You haven't caught on to what I said.
A good aircon is about 250% efficient, whether it is heating or cooling. Yes! 250%! Why, because it is a heat pump. It extracts heat from one source, through a heat exchanger and dissipates that heat through a second exchanger. The medium to transfer the heat from one to the other is a refrigeration fluid (in cars, usually an HFC).which uses the latent heats of vapourisation and condensation under pressure, with the release of the condensed liquid through an expansion valve to generate the coolth. It does not generate heat, it simply transfers the heat from one exchanger to the other. It can therefore be used equally well for heating or cooling.
The compressor in a conventional car is highly inefficient because it has to work with crankshaft speeds of ~800 to ~6000 rpm (through a pulley/belt reduction). If it works while idling, then all the extra energy put into it at full revs is simply wasted. Therefore it wastes a considerable amount of fuel, witnessed by consumption rates rising by typically 1-1.5 l/100 km when you switch the aircon on (perhaps less with larger engines, because they are run at lower crankshaft speeds for longer times).
An electric-driven compressor, which runs at constant speed, is much more efficient, because the motor speed is optimised for that one job. Notwithstanding, the passenger compartment of a car is sheer hell to heat or to cool. In summer, you have vast areas of glass (even IR-reflective) letting in radiation. Round that, you have a thin steel shell covered by a heat-absorbent film of paint and dust/dirt, with microscratches over the whole surface, with almost no insulation, just the trim on the inside. Why does a dog or a baby shut inside a car die within 30 minutes if it is parked in a hot sun with the windows closed? Because the joules entering are ginormous and the aircon has the job of keeping all that heat down to a reasonable level, by pushing those joules to the hot exhanger.

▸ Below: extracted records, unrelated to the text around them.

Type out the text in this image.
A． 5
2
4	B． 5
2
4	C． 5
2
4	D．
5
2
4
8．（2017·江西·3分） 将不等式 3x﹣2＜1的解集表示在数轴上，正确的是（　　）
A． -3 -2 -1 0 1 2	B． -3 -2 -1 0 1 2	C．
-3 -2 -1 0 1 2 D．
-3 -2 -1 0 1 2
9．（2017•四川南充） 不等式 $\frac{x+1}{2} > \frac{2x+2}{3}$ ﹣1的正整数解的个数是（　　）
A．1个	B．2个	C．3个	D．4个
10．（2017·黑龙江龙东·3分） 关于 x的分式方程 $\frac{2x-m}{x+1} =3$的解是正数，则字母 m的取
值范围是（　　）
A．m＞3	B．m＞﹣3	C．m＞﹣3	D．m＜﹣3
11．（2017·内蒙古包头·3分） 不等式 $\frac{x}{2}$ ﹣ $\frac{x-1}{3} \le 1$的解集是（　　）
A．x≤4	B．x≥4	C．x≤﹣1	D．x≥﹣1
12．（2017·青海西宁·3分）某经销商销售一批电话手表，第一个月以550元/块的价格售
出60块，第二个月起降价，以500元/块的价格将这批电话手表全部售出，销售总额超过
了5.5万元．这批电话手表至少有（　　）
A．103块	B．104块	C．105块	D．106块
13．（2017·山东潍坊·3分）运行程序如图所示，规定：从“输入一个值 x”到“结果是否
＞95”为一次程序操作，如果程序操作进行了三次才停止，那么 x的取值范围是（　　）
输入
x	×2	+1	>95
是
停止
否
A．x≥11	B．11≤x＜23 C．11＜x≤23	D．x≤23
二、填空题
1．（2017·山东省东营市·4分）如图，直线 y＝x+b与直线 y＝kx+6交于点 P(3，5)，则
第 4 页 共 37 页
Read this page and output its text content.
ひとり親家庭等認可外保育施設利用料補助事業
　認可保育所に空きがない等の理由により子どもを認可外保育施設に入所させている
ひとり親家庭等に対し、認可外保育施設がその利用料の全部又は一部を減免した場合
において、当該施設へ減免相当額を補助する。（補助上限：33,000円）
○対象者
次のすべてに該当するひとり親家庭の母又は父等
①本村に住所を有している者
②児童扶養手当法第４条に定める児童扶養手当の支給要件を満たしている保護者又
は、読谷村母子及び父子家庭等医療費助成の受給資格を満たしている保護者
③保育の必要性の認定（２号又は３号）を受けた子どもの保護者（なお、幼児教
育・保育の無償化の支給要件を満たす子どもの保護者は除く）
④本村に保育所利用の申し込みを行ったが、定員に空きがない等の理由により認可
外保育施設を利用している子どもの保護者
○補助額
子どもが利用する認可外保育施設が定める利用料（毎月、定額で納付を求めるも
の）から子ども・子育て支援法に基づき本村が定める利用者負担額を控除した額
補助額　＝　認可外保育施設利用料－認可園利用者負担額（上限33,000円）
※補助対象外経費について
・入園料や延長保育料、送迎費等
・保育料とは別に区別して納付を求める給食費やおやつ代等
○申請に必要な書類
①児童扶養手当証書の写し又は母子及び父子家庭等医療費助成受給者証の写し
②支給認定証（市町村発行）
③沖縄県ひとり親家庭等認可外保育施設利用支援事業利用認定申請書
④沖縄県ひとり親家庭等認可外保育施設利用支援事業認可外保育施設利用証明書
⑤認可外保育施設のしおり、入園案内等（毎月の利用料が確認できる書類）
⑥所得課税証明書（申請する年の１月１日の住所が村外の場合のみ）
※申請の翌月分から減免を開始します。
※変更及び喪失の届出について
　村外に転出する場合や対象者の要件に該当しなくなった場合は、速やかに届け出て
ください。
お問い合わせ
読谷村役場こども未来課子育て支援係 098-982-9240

In fact, the heat input to the passenger compartment of an average car on a hot summer's day, in the sun, is between 3 and 5 kW.
Conversely, the heat lost when heating a car in the Canadian winter requires more than 5 kW to replace (not many cars have double glazing, do they?).
So let's say, for convenience, we need 5 kW in or out under peak conditions. As I say, a heat pump of the type suitable for this application is 250% efficient, so it requires 2 kW of mechanical energy to turn the compressor, or 2.1 kW of electrical energy. So, under extreme conditions, yes, this is a hefty load on the battery of a hybrid car. But under most normal conditions between Churchill and Phoenix in N. America or between Lulla and the Med in Europe, the duty cycle of the aircon will be much lower than under these extreme conditions (even at 40°C driving in full midday sun, the aircon on my car kicks in for only about 60% of the time to keep the compartment comfortable).
As for home aircon units, I have 1 18,000 BTU (yes, we have not gone metric there!!!
) unit, 2 12,000 BTU and 3 9,000 BTU units in my house. I have studied only the 12,000 BTU units for consumption. The starting surge (at 230 V) is enormous, about 12 A or 2.75 kW, lasting for about 1 second. After that, when it is actually running, it consumes about 1.2 kW but, with a duty cycle of about 65% in hot weather, it averages only about 800 W when on. The real problem with aircon is that they are misused. At the moment, it is just after 11.00 and the temp outside is about 38°C. I am in a small room (~15 m2) with two computers and their peripheries running. This room has a 9,000 BTU unit but it is not switched on. Why? because I'm reasonably comfortable without it. The SE-facing window is shuttered, double-glazed with IR coating. The walls are 16 cm air-channelled bricks. I anticipate I'll need to switch on the aircon for about one hour, this afternoon, when it will probably be ~41-42°C. It is set for 28°C, which is very comfortable for the dry heat we have here. So, to keep this computer room comfortable for my working day, I possibly consume about 500 or 600 Wh of juice. For the whole house, it is doubtful whether we consume more than 1.5 to 1.8 kWh/day under these conditions (exception when my wife is ironing the weekly wash, when she runs the kitchen aircon for about 3 hours). Our neighbour, in a similar house, has 5 split level units on 24/7, set at 20°C, which I consider stupid and energy-profligate - and must make it sheer hell when he goes outside.
I mention this to illustrate that it is easier to remain comfortable in a house than in a car, the latter requiring MORE energy to do so.